In the old parliament, the European Conservatives and Reformists (ECR) group were the largest group of the right-wing. It was formed by then British Prime Minister David Cameron in 2009, when he took his Conservative Party out of the EPP and instead got into an alliance with Poland’s right-wing Law and Justice (PiS) and the Czech Civic Democrats (ODS).
It has been unclear what will happen to this group in the next term. If Brexit goes ahead before May 23, ECR would be dominated by the Poles, or it could take on like-minded allies like Fidesz and Italy’s Lega. However, the two party leaders, Orbán and Matteo Salvini, seem keen to form new groups that revolve around them. But even if the United Kingdom takes part in the election, it’s unclear whether the British Conservatives would want to disrupt the group formation process by continuing to be part of the ECR.
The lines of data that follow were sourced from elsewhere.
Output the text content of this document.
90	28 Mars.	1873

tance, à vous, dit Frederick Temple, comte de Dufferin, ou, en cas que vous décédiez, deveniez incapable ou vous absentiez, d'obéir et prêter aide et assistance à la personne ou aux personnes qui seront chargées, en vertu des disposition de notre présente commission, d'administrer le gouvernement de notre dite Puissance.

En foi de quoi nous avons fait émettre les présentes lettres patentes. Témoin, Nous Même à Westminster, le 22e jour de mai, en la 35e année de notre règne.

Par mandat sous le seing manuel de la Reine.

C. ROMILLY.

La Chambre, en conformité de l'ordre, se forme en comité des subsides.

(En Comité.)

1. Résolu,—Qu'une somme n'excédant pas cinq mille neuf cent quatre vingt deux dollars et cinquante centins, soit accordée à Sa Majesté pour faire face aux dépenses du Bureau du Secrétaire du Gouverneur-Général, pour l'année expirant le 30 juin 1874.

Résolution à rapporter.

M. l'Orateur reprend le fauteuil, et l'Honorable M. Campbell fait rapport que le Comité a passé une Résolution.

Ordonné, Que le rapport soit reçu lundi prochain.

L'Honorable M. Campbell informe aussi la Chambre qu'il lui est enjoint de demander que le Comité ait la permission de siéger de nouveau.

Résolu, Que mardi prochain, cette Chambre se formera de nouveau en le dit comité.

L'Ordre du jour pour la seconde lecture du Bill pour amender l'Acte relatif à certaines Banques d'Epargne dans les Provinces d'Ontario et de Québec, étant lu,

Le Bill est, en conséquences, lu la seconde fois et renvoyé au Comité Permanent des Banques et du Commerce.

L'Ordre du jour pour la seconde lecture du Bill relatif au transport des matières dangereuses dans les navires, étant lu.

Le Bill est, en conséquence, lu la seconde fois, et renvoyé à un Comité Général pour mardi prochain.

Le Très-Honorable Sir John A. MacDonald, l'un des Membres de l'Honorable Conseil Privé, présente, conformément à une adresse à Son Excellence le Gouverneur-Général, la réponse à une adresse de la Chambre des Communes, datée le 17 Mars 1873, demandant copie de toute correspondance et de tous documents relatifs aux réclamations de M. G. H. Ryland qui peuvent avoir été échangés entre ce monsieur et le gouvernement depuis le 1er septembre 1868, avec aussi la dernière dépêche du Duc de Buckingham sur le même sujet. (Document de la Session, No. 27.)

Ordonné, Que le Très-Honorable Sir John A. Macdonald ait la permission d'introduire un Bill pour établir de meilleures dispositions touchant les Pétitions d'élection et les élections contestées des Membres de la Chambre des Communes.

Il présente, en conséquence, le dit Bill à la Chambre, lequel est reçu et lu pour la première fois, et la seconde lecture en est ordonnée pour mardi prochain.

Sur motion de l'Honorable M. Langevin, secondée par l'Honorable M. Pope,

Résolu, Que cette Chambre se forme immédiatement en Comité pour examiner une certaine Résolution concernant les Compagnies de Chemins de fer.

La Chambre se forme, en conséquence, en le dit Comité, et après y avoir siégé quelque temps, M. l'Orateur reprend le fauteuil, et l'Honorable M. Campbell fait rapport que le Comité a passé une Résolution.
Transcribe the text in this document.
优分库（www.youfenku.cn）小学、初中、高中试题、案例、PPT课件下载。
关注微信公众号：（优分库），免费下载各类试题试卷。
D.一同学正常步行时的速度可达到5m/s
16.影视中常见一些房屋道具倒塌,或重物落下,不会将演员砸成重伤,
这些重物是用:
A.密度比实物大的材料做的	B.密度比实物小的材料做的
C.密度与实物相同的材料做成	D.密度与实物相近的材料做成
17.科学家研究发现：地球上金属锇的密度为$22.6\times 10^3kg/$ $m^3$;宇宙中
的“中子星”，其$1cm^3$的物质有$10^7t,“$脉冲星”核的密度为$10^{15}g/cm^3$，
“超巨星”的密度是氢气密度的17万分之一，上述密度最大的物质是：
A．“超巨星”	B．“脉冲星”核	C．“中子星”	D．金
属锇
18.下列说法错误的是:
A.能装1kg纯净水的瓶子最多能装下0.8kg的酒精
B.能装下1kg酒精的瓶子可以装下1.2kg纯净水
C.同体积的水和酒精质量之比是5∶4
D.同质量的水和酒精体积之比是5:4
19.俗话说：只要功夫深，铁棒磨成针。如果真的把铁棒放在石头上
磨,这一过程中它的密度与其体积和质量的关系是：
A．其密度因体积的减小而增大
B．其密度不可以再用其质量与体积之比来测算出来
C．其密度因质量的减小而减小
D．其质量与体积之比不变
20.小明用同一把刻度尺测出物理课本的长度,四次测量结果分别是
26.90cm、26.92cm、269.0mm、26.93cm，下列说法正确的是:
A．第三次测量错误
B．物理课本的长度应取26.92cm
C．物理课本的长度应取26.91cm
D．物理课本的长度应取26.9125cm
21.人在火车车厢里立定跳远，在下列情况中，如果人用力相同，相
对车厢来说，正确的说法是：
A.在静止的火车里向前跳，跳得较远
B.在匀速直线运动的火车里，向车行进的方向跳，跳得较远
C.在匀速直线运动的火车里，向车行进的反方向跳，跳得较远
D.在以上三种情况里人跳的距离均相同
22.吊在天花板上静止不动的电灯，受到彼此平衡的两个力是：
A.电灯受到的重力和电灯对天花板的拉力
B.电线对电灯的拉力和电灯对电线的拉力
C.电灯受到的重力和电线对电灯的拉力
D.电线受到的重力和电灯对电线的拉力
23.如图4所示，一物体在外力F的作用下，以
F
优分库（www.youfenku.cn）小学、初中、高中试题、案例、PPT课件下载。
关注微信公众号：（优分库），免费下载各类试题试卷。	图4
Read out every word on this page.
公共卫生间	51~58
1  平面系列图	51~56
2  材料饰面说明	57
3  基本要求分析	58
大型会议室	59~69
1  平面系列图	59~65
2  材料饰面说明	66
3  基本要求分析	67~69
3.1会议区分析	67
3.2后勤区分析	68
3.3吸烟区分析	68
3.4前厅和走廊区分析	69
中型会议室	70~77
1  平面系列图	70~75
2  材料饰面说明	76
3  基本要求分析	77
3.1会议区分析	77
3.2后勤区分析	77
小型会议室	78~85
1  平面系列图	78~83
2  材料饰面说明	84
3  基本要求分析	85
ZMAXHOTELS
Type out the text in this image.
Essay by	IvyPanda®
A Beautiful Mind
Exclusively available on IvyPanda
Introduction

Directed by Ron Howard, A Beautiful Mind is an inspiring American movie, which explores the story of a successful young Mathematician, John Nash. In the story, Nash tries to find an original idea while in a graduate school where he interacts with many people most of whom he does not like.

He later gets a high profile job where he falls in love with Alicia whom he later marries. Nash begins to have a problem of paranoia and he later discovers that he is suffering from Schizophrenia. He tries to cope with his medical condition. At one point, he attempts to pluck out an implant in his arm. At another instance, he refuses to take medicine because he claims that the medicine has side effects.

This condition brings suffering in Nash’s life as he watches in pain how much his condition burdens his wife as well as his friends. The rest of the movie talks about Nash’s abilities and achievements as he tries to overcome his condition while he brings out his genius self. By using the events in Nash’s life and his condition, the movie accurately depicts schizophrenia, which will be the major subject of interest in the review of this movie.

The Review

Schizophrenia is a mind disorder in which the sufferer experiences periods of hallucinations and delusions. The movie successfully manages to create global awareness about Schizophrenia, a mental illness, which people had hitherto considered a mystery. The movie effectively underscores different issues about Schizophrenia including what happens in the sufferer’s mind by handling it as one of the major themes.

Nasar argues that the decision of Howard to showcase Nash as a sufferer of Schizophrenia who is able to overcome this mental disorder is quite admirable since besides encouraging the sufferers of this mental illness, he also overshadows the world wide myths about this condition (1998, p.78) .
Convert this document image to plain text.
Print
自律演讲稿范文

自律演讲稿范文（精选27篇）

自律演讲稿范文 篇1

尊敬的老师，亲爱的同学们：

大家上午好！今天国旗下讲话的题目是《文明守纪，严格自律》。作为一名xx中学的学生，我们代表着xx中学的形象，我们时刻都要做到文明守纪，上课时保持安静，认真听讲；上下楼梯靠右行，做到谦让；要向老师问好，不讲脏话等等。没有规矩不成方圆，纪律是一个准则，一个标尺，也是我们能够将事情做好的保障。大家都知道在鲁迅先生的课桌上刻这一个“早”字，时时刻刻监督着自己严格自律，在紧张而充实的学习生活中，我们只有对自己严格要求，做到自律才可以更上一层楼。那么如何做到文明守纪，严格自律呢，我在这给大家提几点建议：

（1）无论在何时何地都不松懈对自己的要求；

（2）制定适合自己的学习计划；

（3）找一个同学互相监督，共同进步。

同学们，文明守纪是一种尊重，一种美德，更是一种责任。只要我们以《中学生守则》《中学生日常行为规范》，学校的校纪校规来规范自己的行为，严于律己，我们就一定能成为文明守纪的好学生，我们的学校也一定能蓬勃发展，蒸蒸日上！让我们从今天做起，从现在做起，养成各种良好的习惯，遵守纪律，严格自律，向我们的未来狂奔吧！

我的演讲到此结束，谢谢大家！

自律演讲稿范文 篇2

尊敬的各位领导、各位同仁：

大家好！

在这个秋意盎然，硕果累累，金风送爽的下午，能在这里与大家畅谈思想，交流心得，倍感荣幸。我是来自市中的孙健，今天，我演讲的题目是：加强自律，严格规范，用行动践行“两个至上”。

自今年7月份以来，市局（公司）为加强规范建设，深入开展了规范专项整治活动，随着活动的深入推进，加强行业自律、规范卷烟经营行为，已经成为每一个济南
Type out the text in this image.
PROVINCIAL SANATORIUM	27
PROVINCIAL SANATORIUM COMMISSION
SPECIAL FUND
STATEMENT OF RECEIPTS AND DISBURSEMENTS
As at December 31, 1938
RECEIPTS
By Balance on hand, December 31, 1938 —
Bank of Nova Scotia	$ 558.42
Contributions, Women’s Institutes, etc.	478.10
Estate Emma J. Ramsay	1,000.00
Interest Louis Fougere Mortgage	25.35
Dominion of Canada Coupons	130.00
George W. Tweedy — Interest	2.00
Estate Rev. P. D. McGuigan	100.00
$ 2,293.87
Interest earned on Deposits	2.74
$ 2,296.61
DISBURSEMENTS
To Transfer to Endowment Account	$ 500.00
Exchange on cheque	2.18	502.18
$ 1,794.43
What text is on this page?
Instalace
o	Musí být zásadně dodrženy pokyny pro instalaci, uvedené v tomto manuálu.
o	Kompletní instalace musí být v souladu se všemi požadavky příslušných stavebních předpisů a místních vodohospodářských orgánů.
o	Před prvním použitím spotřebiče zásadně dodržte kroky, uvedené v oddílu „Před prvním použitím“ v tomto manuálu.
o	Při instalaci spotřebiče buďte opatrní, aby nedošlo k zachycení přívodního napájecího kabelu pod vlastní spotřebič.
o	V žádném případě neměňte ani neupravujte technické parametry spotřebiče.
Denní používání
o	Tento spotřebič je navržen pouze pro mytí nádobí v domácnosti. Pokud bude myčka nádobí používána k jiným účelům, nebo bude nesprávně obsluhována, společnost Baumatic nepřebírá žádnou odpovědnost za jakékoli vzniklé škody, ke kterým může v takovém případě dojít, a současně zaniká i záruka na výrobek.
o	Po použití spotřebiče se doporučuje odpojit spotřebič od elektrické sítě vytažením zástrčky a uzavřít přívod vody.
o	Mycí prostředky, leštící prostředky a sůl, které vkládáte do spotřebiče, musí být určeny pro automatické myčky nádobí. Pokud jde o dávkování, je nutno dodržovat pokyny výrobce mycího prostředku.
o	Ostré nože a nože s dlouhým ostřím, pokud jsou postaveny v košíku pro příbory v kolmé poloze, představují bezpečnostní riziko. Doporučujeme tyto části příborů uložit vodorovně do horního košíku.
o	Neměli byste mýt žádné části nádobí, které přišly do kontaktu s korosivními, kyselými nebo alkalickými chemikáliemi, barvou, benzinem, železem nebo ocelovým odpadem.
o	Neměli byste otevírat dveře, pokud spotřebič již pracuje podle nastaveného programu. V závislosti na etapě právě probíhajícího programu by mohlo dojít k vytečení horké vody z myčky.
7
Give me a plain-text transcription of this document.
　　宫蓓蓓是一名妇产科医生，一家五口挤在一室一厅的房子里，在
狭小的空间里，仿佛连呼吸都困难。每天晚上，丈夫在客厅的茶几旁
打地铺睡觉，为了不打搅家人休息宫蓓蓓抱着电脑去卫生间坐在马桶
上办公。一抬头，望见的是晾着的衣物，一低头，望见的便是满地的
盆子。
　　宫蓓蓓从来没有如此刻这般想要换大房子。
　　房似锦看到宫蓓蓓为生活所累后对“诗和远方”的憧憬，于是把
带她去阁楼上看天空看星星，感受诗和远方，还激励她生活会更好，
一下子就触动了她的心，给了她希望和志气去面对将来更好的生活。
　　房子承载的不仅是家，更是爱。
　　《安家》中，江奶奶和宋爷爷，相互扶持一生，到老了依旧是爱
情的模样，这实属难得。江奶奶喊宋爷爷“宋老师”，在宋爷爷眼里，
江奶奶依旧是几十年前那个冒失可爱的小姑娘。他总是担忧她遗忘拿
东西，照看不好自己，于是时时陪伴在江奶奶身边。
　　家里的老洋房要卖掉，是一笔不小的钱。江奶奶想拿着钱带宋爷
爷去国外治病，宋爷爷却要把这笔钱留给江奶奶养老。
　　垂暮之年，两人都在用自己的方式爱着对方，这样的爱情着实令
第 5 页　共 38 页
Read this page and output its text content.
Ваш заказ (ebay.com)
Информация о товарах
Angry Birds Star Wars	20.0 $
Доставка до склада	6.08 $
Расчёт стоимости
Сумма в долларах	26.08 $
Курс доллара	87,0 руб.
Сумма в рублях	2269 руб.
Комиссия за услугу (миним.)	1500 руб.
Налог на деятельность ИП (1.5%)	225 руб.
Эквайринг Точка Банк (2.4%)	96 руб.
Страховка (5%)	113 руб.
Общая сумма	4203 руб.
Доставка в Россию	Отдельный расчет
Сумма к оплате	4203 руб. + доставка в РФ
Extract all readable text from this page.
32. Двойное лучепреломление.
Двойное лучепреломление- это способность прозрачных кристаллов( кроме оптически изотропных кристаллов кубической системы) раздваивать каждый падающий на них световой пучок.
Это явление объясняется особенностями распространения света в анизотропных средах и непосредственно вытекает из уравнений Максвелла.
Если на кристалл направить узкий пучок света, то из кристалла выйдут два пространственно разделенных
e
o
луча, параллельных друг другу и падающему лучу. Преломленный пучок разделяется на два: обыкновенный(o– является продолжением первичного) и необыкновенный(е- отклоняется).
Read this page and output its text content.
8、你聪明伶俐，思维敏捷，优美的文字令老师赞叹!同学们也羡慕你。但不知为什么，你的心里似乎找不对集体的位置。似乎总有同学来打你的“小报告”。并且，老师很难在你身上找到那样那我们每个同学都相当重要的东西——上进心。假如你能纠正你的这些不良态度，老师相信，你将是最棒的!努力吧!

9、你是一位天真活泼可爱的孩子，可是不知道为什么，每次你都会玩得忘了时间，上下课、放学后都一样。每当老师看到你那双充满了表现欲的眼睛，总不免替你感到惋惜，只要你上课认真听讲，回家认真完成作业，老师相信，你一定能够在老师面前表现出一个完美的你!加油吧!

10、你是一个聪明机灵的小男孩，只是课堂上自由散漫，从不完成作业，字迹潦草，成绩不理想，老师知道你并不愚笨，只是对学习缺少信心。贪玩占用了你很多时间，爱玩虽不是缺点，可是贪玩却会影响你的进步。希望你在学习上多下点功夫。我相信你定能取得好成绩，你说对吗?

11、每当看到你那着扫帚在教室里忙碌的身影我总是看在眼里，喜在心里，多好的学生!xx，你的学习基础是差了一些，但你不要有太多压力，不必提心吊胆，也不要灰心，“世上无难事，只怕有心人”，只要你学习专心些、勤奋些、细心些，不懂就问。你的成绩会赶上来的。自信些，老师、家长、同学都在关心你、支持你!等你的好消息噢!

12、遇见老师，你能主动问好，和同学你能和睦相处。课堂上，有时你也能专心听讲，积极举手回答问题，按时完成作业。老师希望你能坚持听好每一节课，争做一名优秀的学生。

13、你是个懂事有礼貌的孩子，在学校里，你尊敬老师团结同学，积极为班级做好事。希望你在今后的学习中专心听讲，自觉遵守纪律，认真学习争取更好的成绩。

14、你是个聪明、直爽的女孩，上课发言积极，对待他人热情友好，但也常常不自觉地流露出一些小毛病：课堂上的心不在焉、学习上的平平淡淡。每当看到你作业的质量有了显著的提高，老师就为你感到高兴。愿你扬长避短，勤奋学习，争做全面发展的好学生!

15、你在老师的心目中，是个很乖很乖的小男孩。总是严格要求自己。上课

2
The other current groups on the far right are Europe of Freedom and Direct Democracy (EFDD) and Europe of Nations and Freedom (ENF), which hold 5 percent of seats each. Former UKIP and now Brexit Party leader Nigel Farage heads the EFDD, and the group was long dominated by UKIP. This changed in 2014 when they admitted the Italian Five Star Movement (M5S), with both parties having a roughly equal number of MEPs.
However, UKIP and M5S have had a tumultuous relationship, and it is unlikely they would sit together again in the next term. UKIP has since almost collapsed and about half of its MEPs have quit the party, including Farage (though he has remained as leader of the EFDD).
(4) The Biggest Unknown
Speculating about UKIP and Farage brings us nicely to a short and particularly thorny question about the European elections: Will the United Kingdom take part? Prime Minister Theresa May certainly has an incentive to try and push through a deal before May 23—having to take part in the elections will deepen the splits within her Conservatives. What’s more, given her performance on Brexit over the past several months, the party is likely to take a beating in the elections.
For the time being, the specter of Brexit continues to loom over the parliament, and because of the latest extension it’s not even clear how many MEPs there will be after the election. The number and distribution of MEPs had been changed in anticipation of the UK departing, but now that will have to be shelved. And not to forget: MEPs will have to approve any final Brexit deal.
(5) The Great Hassle
With or without Britain, one thing is not going to change for the new European Parliament: MEPs will continue to split their time between the French city of Strasbourg and Brussels.
The treaties stipulate that the parliament’s seat is in Strasbourg, but in 1985 MEPs unilaterally built themselves a new home in Brussels in order to be with the other two EU institutions and not be shut out of decision-making. France took the parliament to court, and a compromise was reached, whereby MEPs must spend one week a month in Strasbourg.
Recently, CDU leader Annegret Kramp-Karrenbauer, possibly the next German chancellor, dared to suggest dropping Strasbourg. Most national governments would probably be happy to agree—but certainly not France, champion of the city of Strasbourg and its flourishing hotel and restaurant trade. And as changing the seat of the parliament would need a change to the European treaties, unanimity is required.
In other words, the “traveling circus” will continue, and new MEPs had better get used to that quickly.